THE EU’s chief Brexit negotiator has said leaving the EU single market and customs union would make Irish border checks “unavoidable”.
Speaking today after the latest round of negotiations ended, Michel Barnier said Britain’s commitment to a so-called ‘hard Brexit’ meant that new border checks would have to be installed.
"Once again it is important to tell the truth," Mr Barnier told a press conference in Brussels.
"A UK decision to leave the single market and to leave the customs union would make border checks unavoidable.
“Any solution must be precise, clear and unambiguous."
Barnier said Britain has to accept the "consequences" of its decisions.
Earlier this week, Downing Street said the UK would be leaving the customs union post-Brexit.
— BBC News (UK) (@BBCNews) February 9, 2018
But Mr Barnier said the EU will prepare a draft treaty that would see Northern Ireland remain in the trading bloc.
He insisted that the EU had no choice but to begin drafting the deal because Theresa May’s government had not offered a solution to the issue of the Irish border.

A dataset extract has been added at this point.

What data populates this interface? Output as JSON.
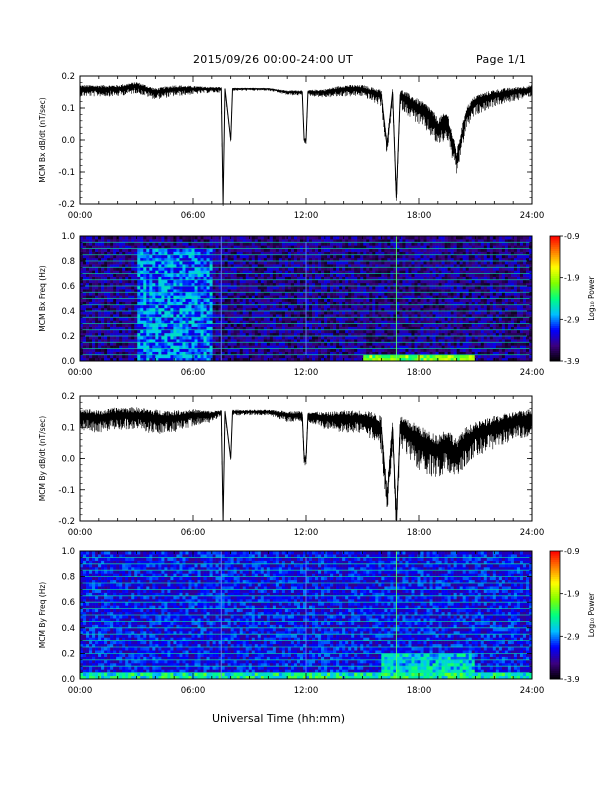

Barnier added that three "substantial" disagreements remain with between Downing Street and Brussels over plans for a transition period after Brexit, adding: "If these disagreements persist the transition is not a given."
The row is the latest intensification of tensions between the powers after David Davis branded the EU “discourteous” for publishing plans which would allow it to impose sanctions on the Britain during its transition period.
In December, Number 10 said it would prevent a hard border either in an overall deal, a special deal for Northern Ireland or by continuing to follow some EU rules.
Mr Barnier said the EU must now begin legally defining how the latter would function and "there must be no ambiguity here".